A gorgeous Colorado canyon will be raftable for the first time since 2019 thanks to heavy snowpack | VailDaily.com

A gorgeous Colorado canyon will be raftable for the first time since 2019 thanks to heavy snowpack

But the Dolores is just one of many rivers where the rafting outlook is great this season

John Meyer
The Denver Post
A rafting party sets up camp along the Little Snake River south of the Colorado-Wyoming border in Moffat County in spring 2022. The Dolores River in southwest Colorado often has insufficient stream flows for rafting, but there will be enough water this year.
Eli Pace/Steamboat Pilot & Today

The Dolores River in southwestern Colorado can be one of the best rafting destinations in the country when it has enough water.
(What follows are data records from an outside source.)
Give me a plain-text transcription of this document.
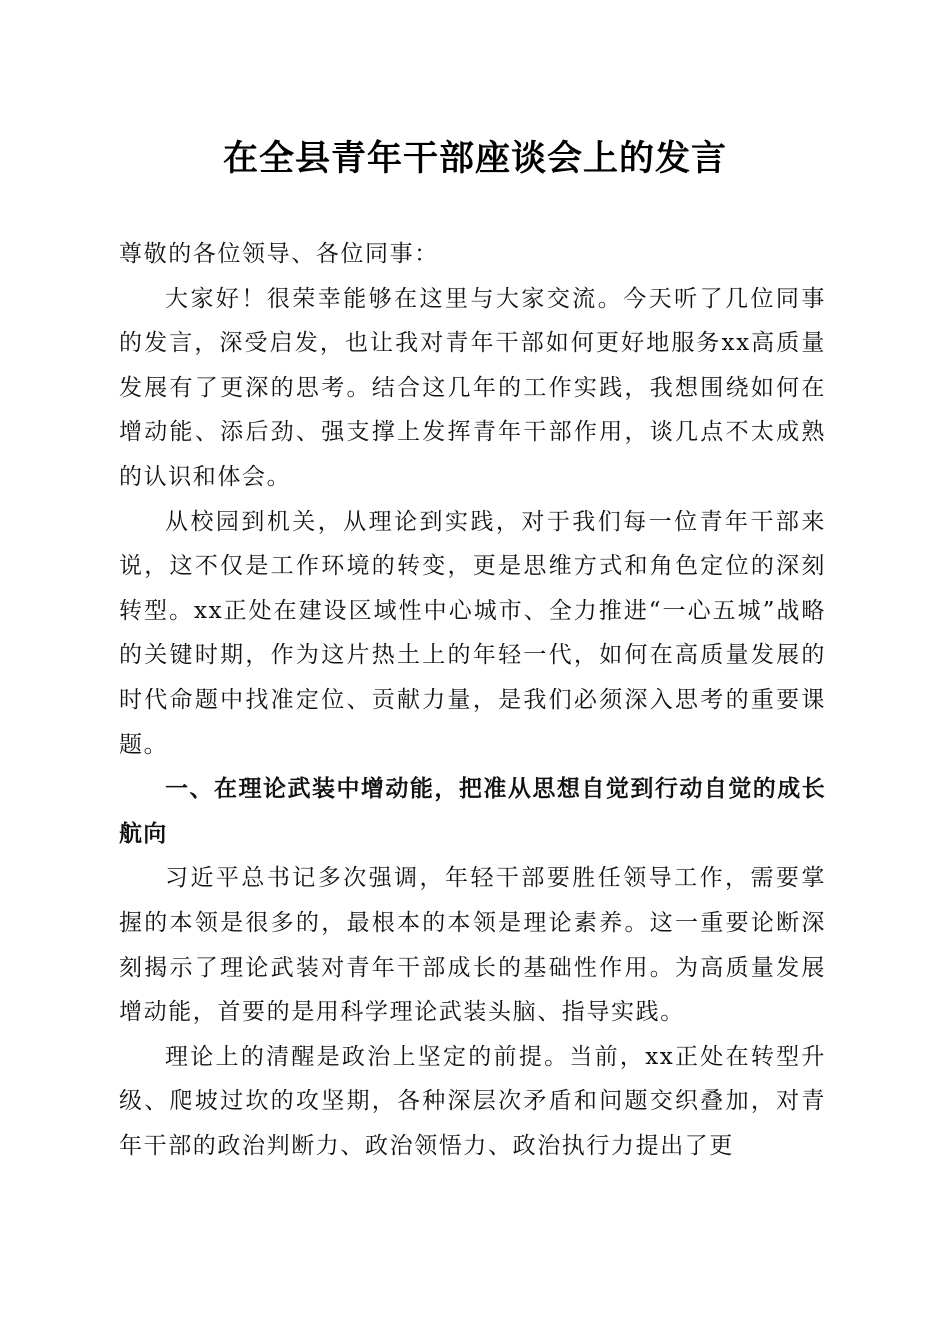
在全县青年干部座谈会上的发言

尊敬的各位领导、各位同事：

大家好！很荣幸能够在这里与大家交流。今天听了几位同事的发言，深受启发，也让我对青年干部如何更好地服务xx高质量发展有了更深的思考。结合这几年的工作实践，我想围绕如何在增动能、添后劲、强支撑上发挥青年干部作用，谈几点不太成熟的认识和体会。

从校园到机关，从理论到实践，对于我们每一位青年干部来说，这不仅是工作环境的转变，更是思维方式和角色定位的深刻转型。xx正处在建设区域性中心城市、全力推进“一心五城”战略的关键时期，作为这片热土上的年轻一代，如何在高质量发展的时代命题中找准定位、贡献力量，是我们必须深入思考的重要课题。

一、在理论武装中增动能，把准从思想自觉到行动自觉的成长航向

习近平总书记多次强调，年轻干部要胜任领导工作，需要掌握的本领是很多的，最根本的本领是理论素养。这一重要论断深刻揭示了理论武装对青年干部成长的基础性作用。为高质量发展增动能，首要的是用科学理论武装头脑、指导实践。

理论上的清醒是政治上坚定的前提。当前，xx正处在转型升级、爬坡过坎的攻坚期，各种深层次矛盾和问题交织叠加，对青年干部的政治判断力、政治领悟力、政治执行力提出了更
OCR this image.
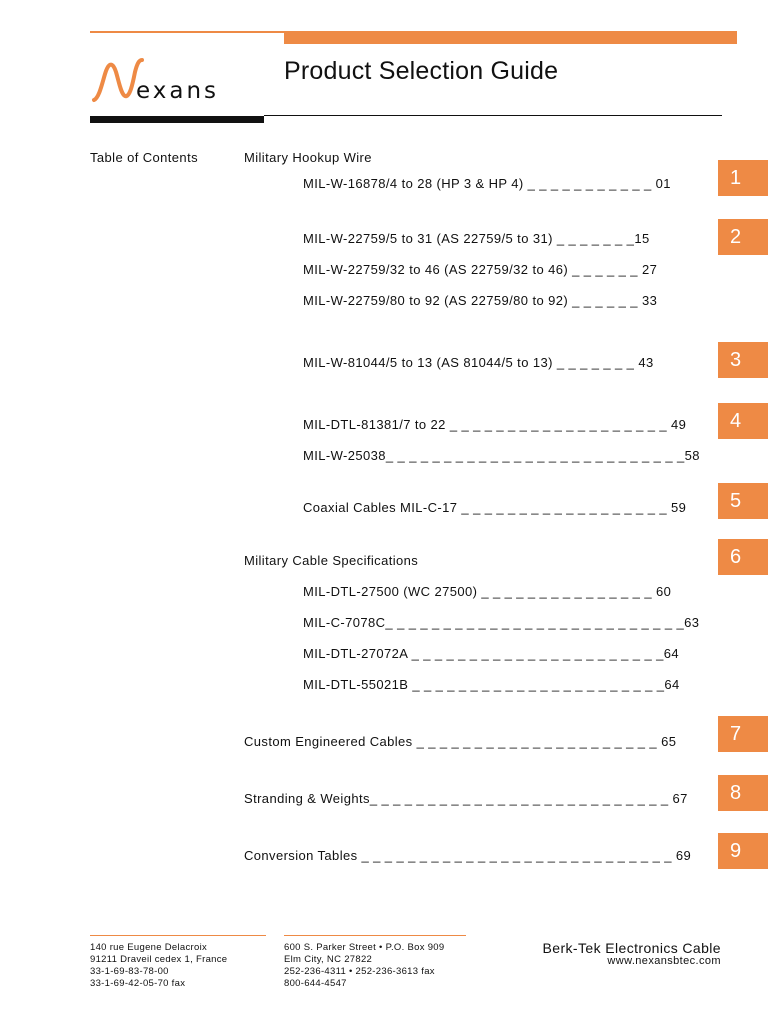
exans
Product Selection Guide
Table of Contents	Military Hookup Wire
Military Cable Specifications
MIL-W-16878/4 to 28 (HP 3 & HP 4) _ _ _ _ _ _ _ _ _ _ _ 01
MIL-W-22759/5 to 31 (AS 22759/5 to 31) _ _ _ _ _ _ _15
MIL-W-22759/32 to 46 (AS 22759/32 to 46) _ _ _ _ _ _ 27
MIL-W-22759/80 to 92 (AS 22759/80 to 92) _ _ _ _ _ _ 33
MIL-W-81044/5 to 13 (AS 81044/5 to 13) _ _ _ _ _ _ _ 43
MIL-DTL-81381/7 to 22 _ _ _ _ _ _ _ _ _ _ _ _ _ _ _ _ _ _ _ 49
MIL-W-25038_ _ _ _ _ _ _ _ _ _ _ _ _ _ _ _ _ _ _ _ _ _ _ _ _ _58
Coaxial Cables MIL-C-17 _ _ _ _ _ _ _ _ _ _ _ _ _ _ _ _ _ _ 59
MIL-DTL-27500 (WC 27500) _ _ _ _ _ _ _ _ _ _ _ _ _ _ _ 60
MIL-C-7078C_ _ _ _ _ _ _ _ _ _ _ _ _ _ _ _ _ _ _ _ _ _ _ _ _ _63
MIL-DTL-27072A _ _ _ _ _ _ _ _ _ _ _ _ _ _ _ _ _ _ _ _ _ _64
MIL-DTL-55021B _ _ _ _ _ _ _ _ _ _ _ _ _ _ _ _ _ _ _ _ _ _64
Custom Engineered Cables _ _ _ _ _ _ _ _ _ _ _ _ _ _ _ _ _ _ _ _ _ 65
Stranding & Weights_ _ _ _ _ _ _ _ _ _ _ _ _ _ _ _ _ _ _ _ _ _ _ _ _ _ 67
Conversion Tables _ _ _ _ _ _ _ _ _ _ _ _ _ _ _ _ _ _ _ _ _ _ _ _ _ _ _ 69
1
2
3
4
5
6
7
8
9
140 rue Eugene Delacroix
91211 Draveil cedex 1, France
33-1-69-83-78-00
33-1-69-42-05-70 fax
600 S. Parker Street • P.O. Box 909
Elm City, NC 27822
252-236-4311 • 252-236-3613 fax
800-644-4547
Berk-Tek Electronics Cable
www.nexansbtec.com
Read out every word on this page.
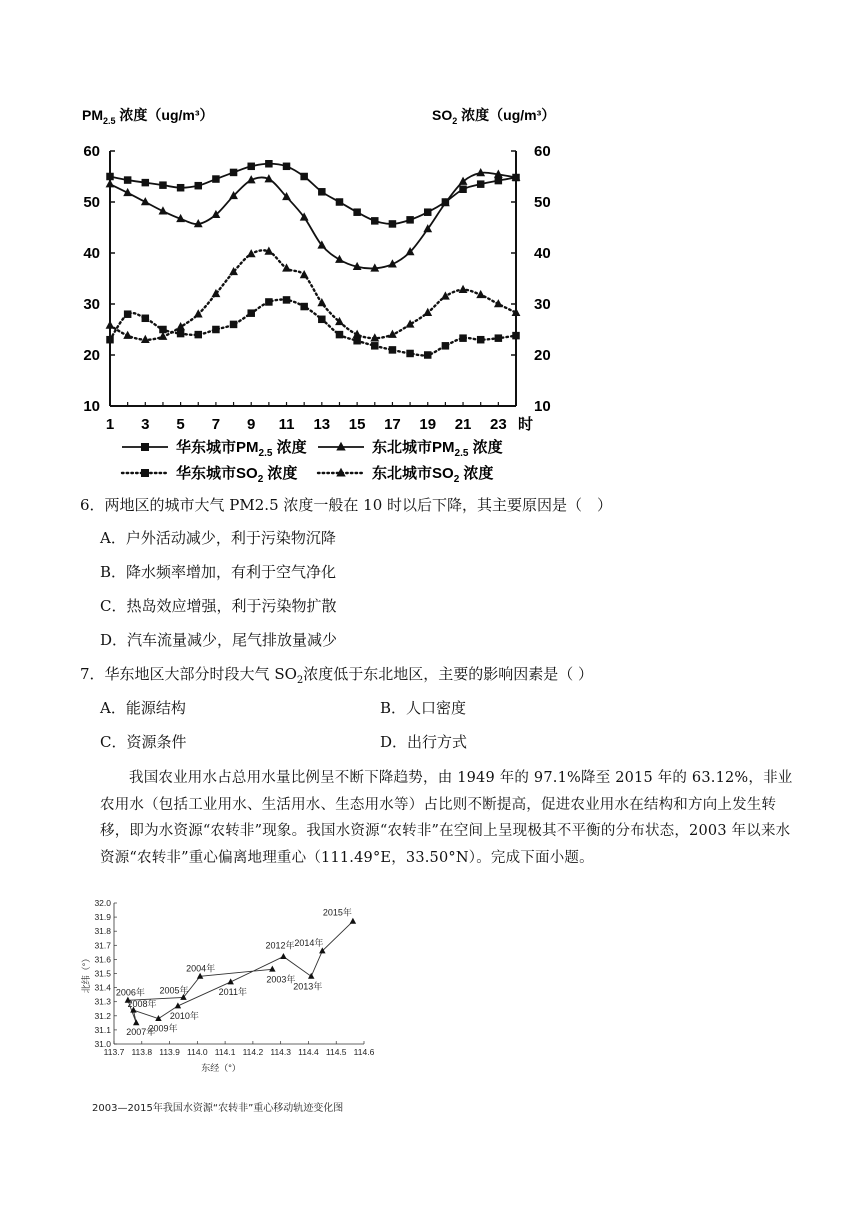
10	10
20	20
30	30
40	40
50	50
60	60
1 3 5 7 9 11 13 15 17 19 21 23 时
$PM_{2.5}$ 浓度（ug/m³）	$SO_2$ 浓度（ug/m³）
华东城市$PM_{2.5}$ 浓度	东北城市$PM_{2.5}$ 浓度
华东城市$SO_2$ 浓度	东北城市$SO_2$ 浓度
6．两地区的城市大气 PM2.5 浓度一般在 10 时以后下降，其主要原因是（　）
A．户外活动减少，利于污染物沉降
B．降水频率增加，有利于空气净化
C．热岛效应增强，利于污染物扩散
D．汽车流量减少，尾气排放量减少
7．华东地区大部分时段大气 $SO_2$浓度低于东北地区，主要的影响因素是（ ）
A．能源结构	B．人口密度
C．资源条件	D．出行方式

我国农业用水占总用水量比例呈不断下降趋势，由 1949 年的 97.1%降至 2015 年的 63.12%，非业农用水（包括工业用水、生活用水、生态用水等）占比则不断提高，促进农业用水在结构和方向上发生转移，即为水资源“农转非”现象。我国水资源“农转非”在空间上呈现极其不平衡的分布状态，2003 年以来水资源“农转非”重心偏离地理重心（111.49°E，33.50°N）。完成下面小题。

31.0
31.1
31.2
31.3
31.4
31.5
31.6
31.7
31.8
31.9
32.0
113.7 113.8 113.9 114.0 114.1 114.2 114.3 114.4 114.5 114.6
东经（°）
北纬（°）	2003年
2004年
2005年
2006年
2007年
2008年
2009年
2010年
2011年
2012年
2013年
2014年
2015年
2003—2015年我国水资源“农转非”重心移动轨迹变化图
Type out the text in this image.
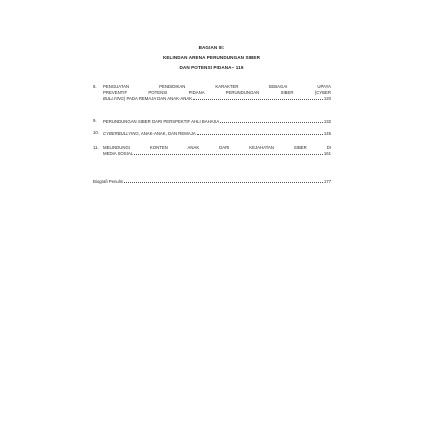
BAGIAN III:
KELINDAN ARENA PERUNDUNGAN SIBER
DAN POTENSI PIDANA~ 119
8.	PENGUATAN PENDIDIKAN KARAKTER SEBAGAI UPAYA
PREVENTIF POTENSI PIDANA PERUNDUNGAN SIBER (CYBER
BULLYING) PADA REMAJA DAN ANAK-ANAK	120
9.	PERUNDUNGAN SIBER DARI PERSPEKTIF AHLI BAHASA	132
10. CYBERBULLYING, ANAK-ANAK, DAN REMAJA	145
11.	MELINDUNGI KONTEN ANAK DARI KEJAHATAN SIBER DI
MEDIA SOSIAL	161
Biografi Penulis	177
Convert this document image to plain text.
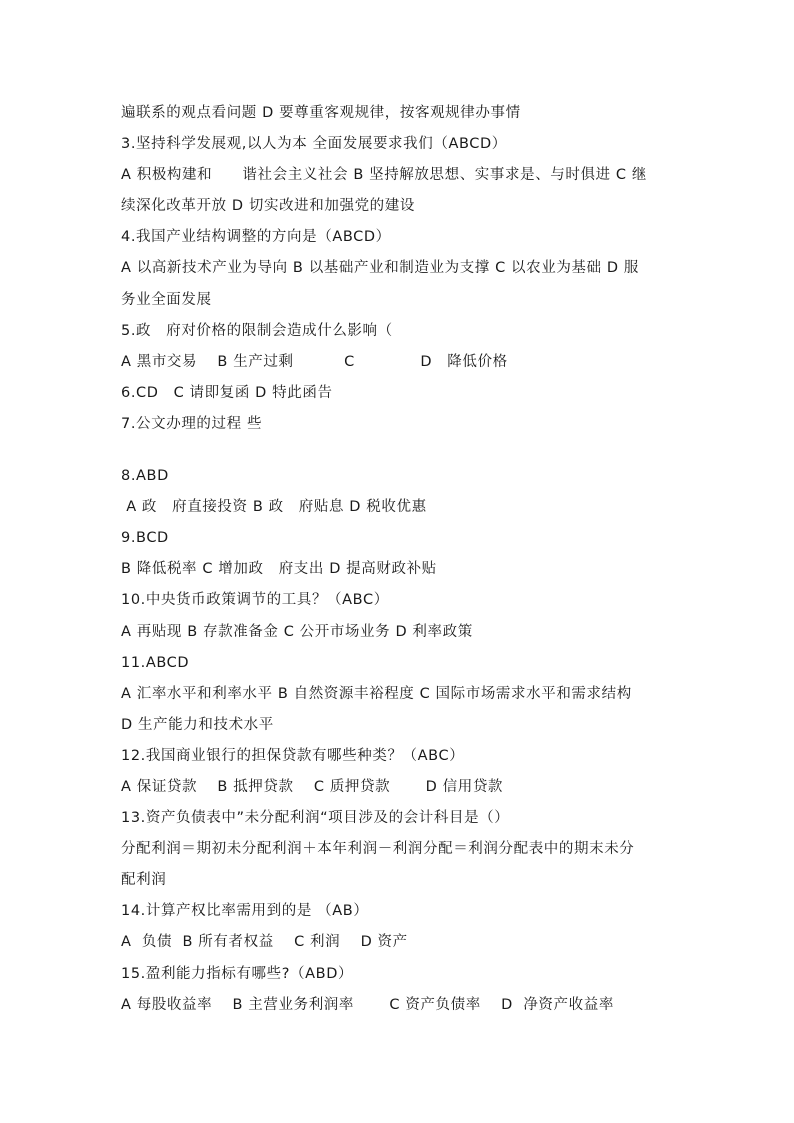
遍联系的观点看问题 D 要尊重客观规律，按客观规律办事情
3.坚持科学发展观,以人为本 全面发展要求我们（ABCD）
A 积极构建和　　谐社会主义社会 B 坚持解放思想、实事求是、与时俱进 C 继
续深化改革开放 D 切实改进和加强党的建设
4.我国产业结构调整的方向是（ABCD）
A 以高新技术产业为导向 B 以基础产业和制造业为支撑 C 以农业为基础 D 服
务业全面发展
5.政　府对价格的限制会造成什么影响（
A 黑市交易　 B 生产过剩　　　 C　　　　 D　降低价格
6.CD　C 请即复函 D 特此函告
7.公文办理的过程 些
8.ABD
A 政　府直接投资 B 政　府贴息 D 税收优惠
9.BCD
B 降低税率 C 增加政　府支出 D 提高财政补贴
10.中央货币政策调节的工具？（ABC）
A 再贴现 B 存款准备金 C 公开市场业务 D 利率政策
11.ABCD
A 汇率水平和利率水平 B 自然资源丰裕程度 C 国际市场需求水平和需求结构
D 生产能力和技术水平
12.我国商业银行的担保贷款有哪些种类？（ABC）
A 保证贷款　 B 抵押贷款　 C 质押贷款　　 D 信用贷款
13.资产负债表中”未分配利润“项目涉及的会计科目是（）
分配利润＝期初未分配利润＋本年利润－利润分配＝利润分配表中的期末未分
配利润
14.计算产权比率需用到的是 （AB）
A  负债  B 所有者权益　 C 利润　 D 资产
15.盈利能力指标有哪些?（ABD）
A 每股收益率　 B 主营业务利润率　　 C 资产负债率　 D  净资产收益率
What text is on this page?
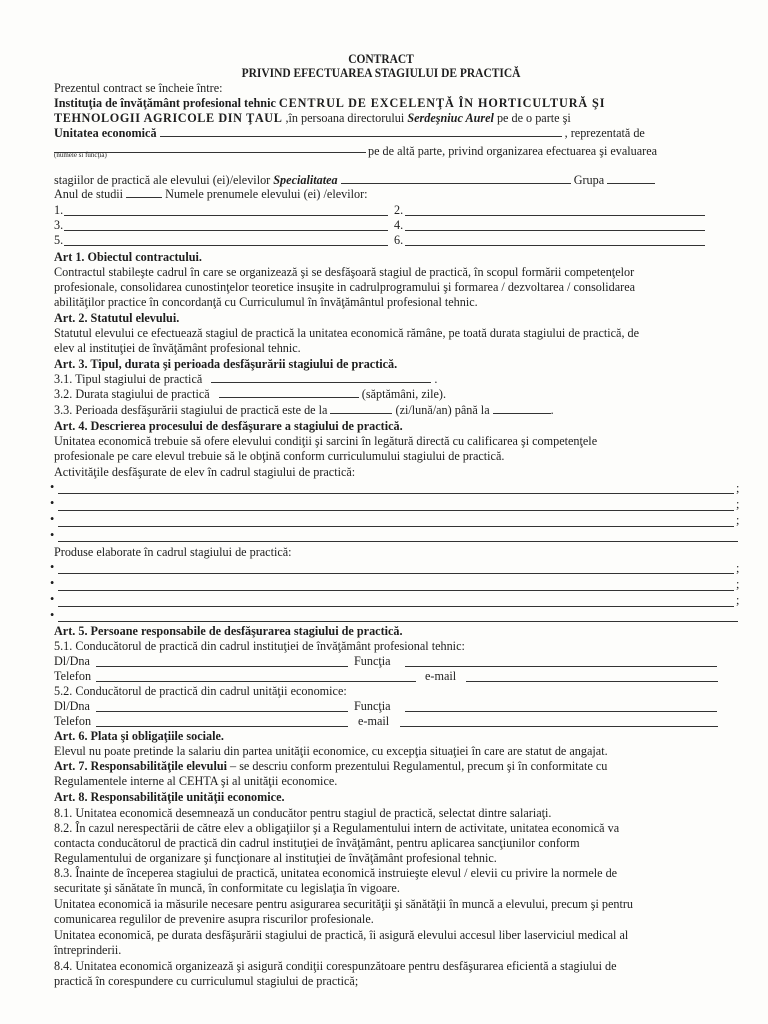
CONTRACT
PRIVIND EFECTUAREA STAGIULUI DE PRACTICĂ
Prezentul contract se încheie între:
Instituţia de învăţământ profesional tehnic CENTRUL DE EXCELENŢĂ ÎN HORTICULTURĂ ŞI
TEHNOLOGII AGRICOLE DIN ŢAUL ,în persoana directorului Serdeşniuc Aurel pe de o parte şi
Unitatea economică	, reprezentată de
(numele si funcţia)	pe de altă parte, privind organizarea efectuarea şi evaluarea
stagiilor de practică ale elevului (ei)/elevilor Specialitatea	Grupa
Anul de studii	Numele prenumele elevului (ei) /elevilor:
1.	2.
3.	4.
5.	6.
Art 1. Obiectul contractului.
Contractul stabileşte cadrul în care se organizează şi se desfăşoară stagiul de practică, în scopul formării competenţelor
profesionale, consolidarea cunostinţelor teoretice insuşite in cadrulprogramului şi formarea / dezvoltarea / consolidarea
abilităţilor practice în concordanţă cu Curriculumul în învăţământul profesional tehnic.
Art. 2. Statutul elevului.
Statutul elevului ce efectuează stagiul de practică la unitatea economică rămâne, pe toată durata stagiului de practică, de
elev al instituţiei de învăţământ profesional tehnic.
Art. 3. Tipul, durata şi perioada desfăşurării stagiului de practică.
3.1. Tipul stagiului de practică	.
3.2. Durata stagiului de practică	(săptămâni, zile).
3.3. Perioada desfăşurării stagiului de practică este de la	(zi/lună/an) până la	.
Art. 4. Descrierea procesului de desfăşurare a stagiului de practică.
Unitatea economică trebuie să ofere elevului condiţii şi sarcini în legătură directă cu calificarea şi competenţele
profesionale pe care elevul trebuie să le obţină conform curriculumului stagiului de practică.
Activităţile desfăşurate de elev în cadrul stagiului de practică:
•	;
•	;
•	;
•
Produse elaborate în cadrul stagiului de practică:
•	;
•	;
•	;
•
Art. 5. Persoane responsabile de desfăşurarea stagiului de practică.
5.1. Conducătorul de practică din cadrul instituţiei de învăţământ profesional tehnic:
Dl/Dna	Funcţia
Telefon	e-mail
5.2. Conducătorul de practică din cadrul unităţii economice:
Dl/Dna	Funcţia
Telefon	e-mail
Art. 6. Plata şi obligaţiile sociale.
Elevul nu poate pretinde la salariu din partea unităţii economice, cu excepţia situaţiei în care are statut de angajat.
Art. 7. Responsabilităţile elevului – se descriu conform prezentului Regulamentul, precum şi în conformitate cu
Regulamentele interne al CEHTA şi al unităţii economice.
Art. 8. Responsabilităţile unităţii economice.
8.1. Unitatea economică desemnează un conducător pentru stagiul de practică, selectat dintre salariaţi.
8.2. În cazul nerespectării de către elev a obligaţiilor şi a Regulamentului intern de activitate, unitatea economică va
contacta conducătorul de practică din cadrul instituţiei de învăţământ, pentru aplicarea sancţiunilor conform
Regulamentului de organizare şi funcţionare al instituţiei de învăţământ profesional tehnic.
8.3. Înainte de începerea stagiului de practică, unitatea economică instruieşte elevul / elevii cu privire la normele de
securitate şi sănătate în muncă, în conformitate cu legislaţia în vigoare.
Unitatea economică ia măsurile necesare pentru asigurarea securităţii şi sănătăţii în muncă a elevului, precum şi pentru
comunicarea regulilor de prevenire asupra riscurilor profesionale.
Unitatea economică, pe durata desfăşurării stagiului de practică, îi asigură elevului accesul liber laserviciul medical al
întreprinderii.
8.4. Unitatea economică organizează şi asigură condiţii corespunzătoare pentru desfăşurarea eficientă a stagiului de
practică în corespundere cu curriculumul stagiului de practică;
It offers gorgeous scenery in the high desert of the Colorado Plateau and history dating back to the ancient Anasazi, who used it as a highway to and from Mesa Verde not far to the south.

There are many years when the Dolores is not runnable for commercial rafting outfitters because of insufficient water, though. When they can operate there, as they will this year thanks to Colorado’s abundant mountain snowfall this past winter, rafters and outfitters rejoice. The last time the Dolores could support rafting was in 2019.

“We go three, four, five years regularly without having water,” said Alex Mickel, president and founder of Durango-based Mild to Wild Rafting & Jeep Tours. “It’s an amazing canyon. It’s incredibly beautiful. It’s unique southwest Colorado. You have a spectacular transition from the mountain landscape to a desert landscape and a slickrock canyon. You have an incredible mix of scenery — sandstone walls with all the different colors of sandstone, towering canyon walls covered in ponderosas.”

When snowpack is meager, runoff from the upper Dolores is stored in McPhee Reservoir near the town of Dolores for agricultural needs. This year, thanks to the great snowpack at its headwaters in the shadow of the 14,246-foot Mount Wilson near Telluride, there will be some left over for recreation, which happens down river from the reservoir.